Not for nothing had he insisted on confiscating George Washington’s old sword; it was obviously intended for symbolic use. Two weeks before the attack, one of the younger raiders, William H. Leeman, wrote home: “I am now in a Southern Slave State and before I leave it, it will be a free state, Mother. …” Only a few days before the raid, another member of the band, Edward Kagi, wrote John Brown, Jr., in Ohio to send no more recruits “until we open the way clear up to the line (M. & D.’s) from the South.” Douglass later recalled watching John Brown run his finger down a map of the Alleghenies from the border of New York into the southern states. “These mountains,” Brown had said, “are the basis of my plan. God has given the strength of these hills to freedom; they were placed here to aid the emancipation of your race.”

“With twenty-five picked men,” Brown told Douglass, he would create an armed force in “the very heart of the South.” These men were to gather recruits from the slave population, arm them and keep “the most restless and daring” in their ranks and send the others north. As his numbers grew, he planned to extend his operations to “more than one locality.” Thus Brown’s Harpers Ferry plan was the very opposite of his Missouri raid. His destination was south, not north. As for not inducing his followers to join him, he had, from the available evidence, cajoled all but one with promises of plunder far beyond anything they had seen in Kansas.

But few, north or south, were capable of analyzing or investigating John Brown’s story. Even before he made his historic oration, newspapers were reporting the trial from a more and more partisan point of view.
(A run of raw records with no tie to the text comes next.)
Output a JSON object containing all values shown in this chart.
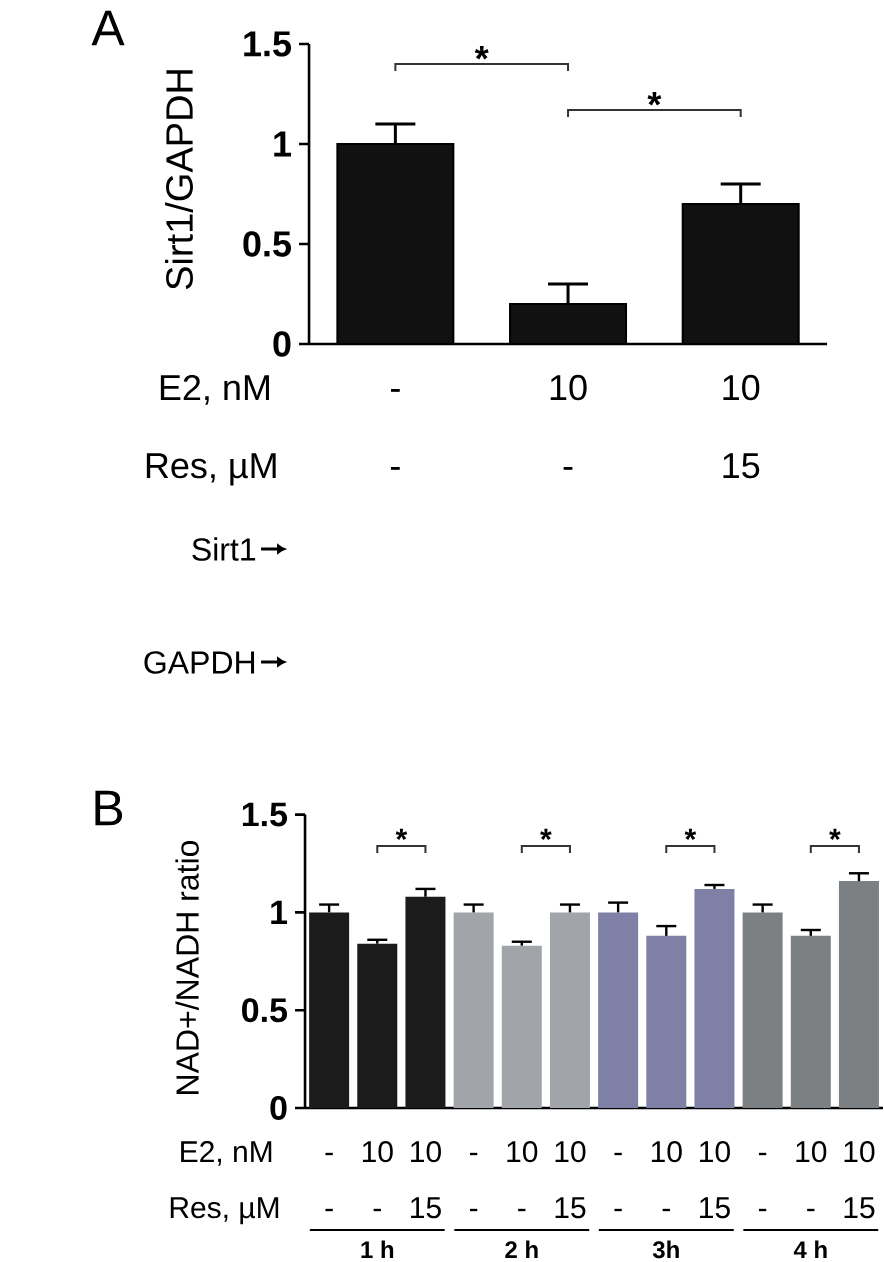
{
  "chart_data": [
    {
      "type": "bar",
      "title": "A",
      "ylabel": "Sirt1/GAPDH",
      "xlabel": "E2, nM",
      "categories": [
        "-",
        "10",
        "10"
      ],
      "values": [
        1,
        0.2,
        0.7
      ],
      "errors": [
        [
          1,
          1.1
        ],
        [
          0.2,
          0.3
        ],
        [
          0.7,
          0.8
        ]
      ],
      "color": "#111111",
      "ylim": [
        0,
        1.5
      ],
      "yticks": [
        0,
        0.5,
        1,
        1.5
      ],
      "annotations": [
        "*",
        "*",
        "Res, µM",
        "-",
        "-",
        "15",
        "Sirt1",
        "GAPDH"
      ]
    },
    {
      "type": "bar",
      "title": "B",
      "ylabel": "NAD+/NADH ratio",
      "xlabel": "E2, nM",
      "categories": [
        "-",
        "10",
        "10",
        "-",
        "10",
        "10",
        "-",
        "10",
        "10",
        "-",
        "10",
        "10"
      ],
      "values": [
        1,
        0.84,
        1.08,
        1,
        0.83,
        1,
        1,
        0.88,
        1.12,
        1,
        0.88,
        1.16
      ],
      "errors": [
        [
          1,
          1.04
        ],
        [
          0.84,
          0.86
        ],
        [
          1.08,
          1.12
        ],
        [
          1,
          1.04
        ],
        [
          0.83,
          0.85
        ],
        [
          1,
          1.04
        ],
        [
          1,
          1.05
        ],
        [
          0.88,
          0.93
        ],
        [
          1.12,
          1.14
        ],
        [
          1,
          1.04
        ],
        [
          0.88,
          0.91
        ],
        [
          1.16,
          1.2
        ]
      ],
      "colors": [
        "#1b1b1b",
        "#1b1b1b",
        "#1b1b1b",
        "#a1a4a9",
        "#a1a4a9",
        "#a1a4a9",
        "#7e80a6",
        "#7e80a6",
        "#7e80a6",
        "#7c8083",
        "#7c8083",
        "#7c8083"
      ],
      "ylim": [
        0,
        1.5
      ],
      "yticks": [
        0,
        0.5,
        1,
        1.5
      ],
      "annotations": [
        "*",
        "*",
        "*",
        "*",
        "Res, µM",
        "-",
        "-",
        "15",
        "-",
        "-",
        "15",
        "-",
        "-",
        "15",
        "-",
        "-",
        "15",
        "1 h",
        "2 h",
        "3h",
        "4 h"
      ]
    }
  ]
}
Virginia’s conduct of the trial had lost the sympathy even of the conservative New York Times, which had deplored Brown’s raid and castigated all those who supported him. The Times lamented Parker’s refusal to grant delays and found particular fault with Hunter’s Saturday night remarks about the jurors wanting to go home, and about Virginia’s “trembling females.”

It was on November 2 that Judge Parker sentenced John Brown to death by hanging. The sentence was to be carried out on December 2, a month from the day. Now a new kind of contest began. From all over the nation men wrote to Governor Wise threatening, exhorting, and pleading with him not to hang John Brown. From Massachusetts, Amos Lawrence, who had given Brown money, warned the Governor, “From his blood would spring an army of martyrs.” Fernando Wood, the pro-southern mayor of New York, thought the same way. “Dare you do a bold thing and temper ‘justice with Mercy'?” he wrote Wise. “Have you nerve enough to send Brown to the State Prison instead of hanging him?”

On the other hand, bellicose types in the South were eager to see Brown die no matter what the consequences. “Though it convert the whole Northern people, without an exception, into furious armed abolition invaders,” the Richmond Whig declared, “yet old Brown will be hung!”

The headstrong Wise did not need advice from any direction. Two days after Brown’s sentence he wrote to Fernando Wood: “My mind is inflexibly made up.” He rejected the argument that the hanging would make Brown a martyr. He could see no difference, so far as martyrdom was concerned, between the noose and a life sentence in a Virginia prison.